The budget approved by ministers late last month would raise public spending by about 5 percent to 1.05 trillion drams ($2.8 billion) in 2012. To that end, the State Revenue Committee would have to collect 874.3 billion drams in various taxes and other state duties, a 13 percent increase over this year.

“In order to achieve that objective, we have targeted sectors where we have to detect existing [untapped] revenues,” the statement quoted Sarkisian as telling the leadership of the Union of Industrialists and Entrepreneurs.

“On the one hand, we have to reduce the budget deficit but on the other, not to reduce the expenditures,” he said. “The only way to do that is to collect more taxes. For that purpose we will seek to raise additional revenues that will not hit businesses hard and will at the same time allow us to solve this very important economic issue.”
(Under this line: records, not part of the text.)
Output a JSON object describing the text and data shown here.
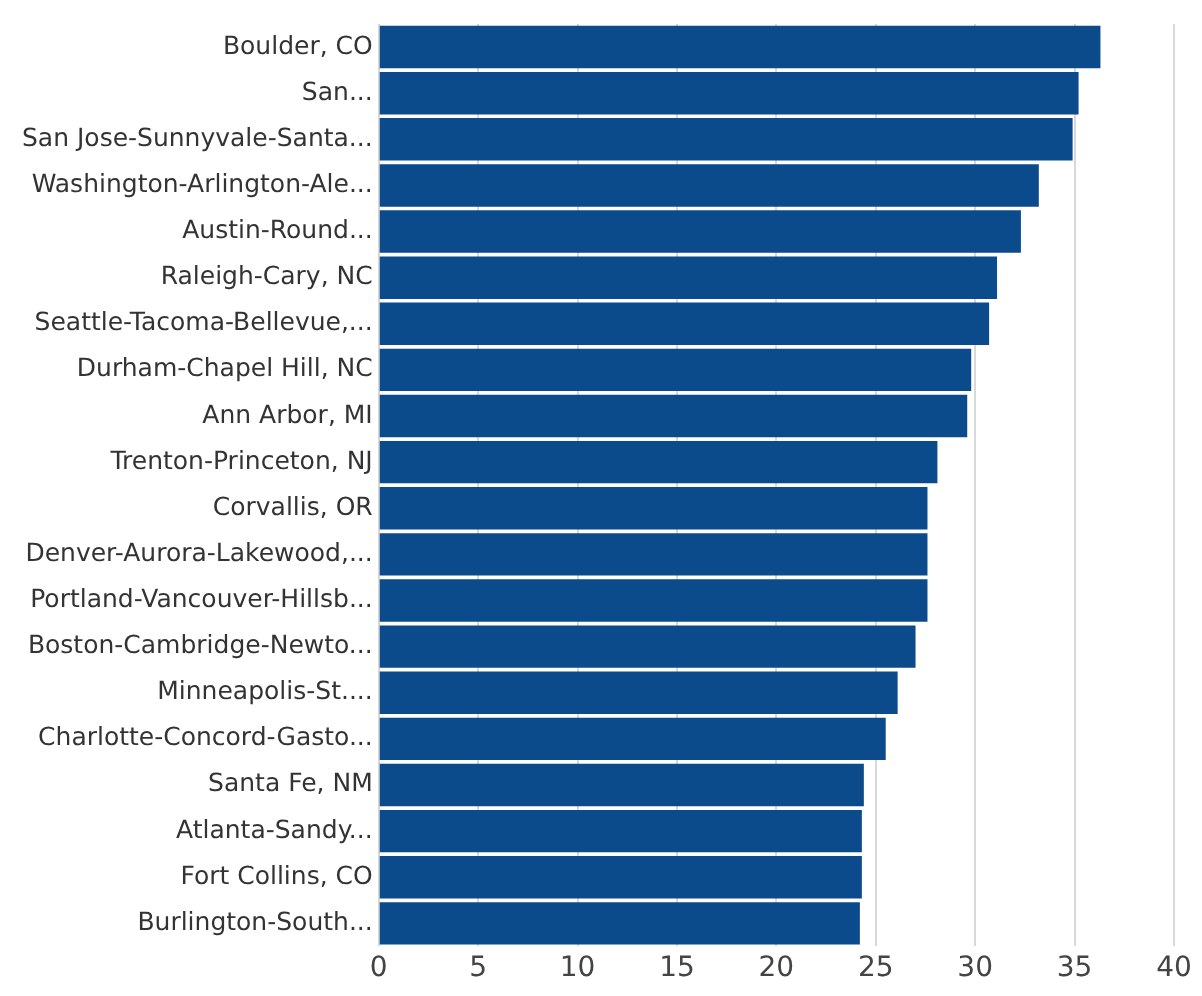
{
  "chart_data": {
    "type": "bar",
    "orientation": "horizontal",
    "categories": [
      "Boulder, CO",
      "San...",
      "San Jose-Sunnyvale-Santa...",
      "Washington-Arlington-Ale...",
      "Austin-Round...",
      "Raleigh-Cary, NC",
      "Seattle-Tacoma-Bellevue,...",
      "Durham-Chapel Hill, NC",
      "Ann Arbor, MI",
      "Trenton-Princeton, NJ",
      "Corvallis, OR",
      "Denver-Aurora-Lakewood,...",
      "Portland-Vancouver-Hillsb...",
      "Boston-Cambridge-Newto...",
      "Minneapolis-St....",
      "Charlotte-Concord-Gasto...",
      "Santa Fe, NM",
      "Atlanta-Sandy...",
      "Fort Collins, CO",
      "Burlington-South..."
    ],
    "values": [
      36.3,
      35.2,
      34.9,
      33.2,
      32.3,
      31.1,
      30.7,
      29.8,
      29.6,
      28.1,
      27.6,
      27.6,
      27.6,
      27.0,
      26.1,
      25.5,
      24.4,
      24.3,
      24.3,
      24.2
    ],
    "color": "#0b4a8b",
    "xlim": [
      0,
      40
    ],
    "xticks": [
      0,
      5,
      10,
      15,
      20,
      25,
      30,
      35,
      40
    ],
    "grid": "x"
  }
}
The statement gave no details of the tax bill which the government will try to push through the National Assembly. Nor did it specify the entrepreneurs’ reaction to the bill. It said only that “relevant proposals” were made during the meeting.

The chairman of the business union, Arsen Ghazarian, agreed earlier this week that reducing the size of the shadow economy is essential for meeting the 2012 revenue target. But he said the government should also finally break up “oligopolies” that control lucrative sectors of the Armenian economy.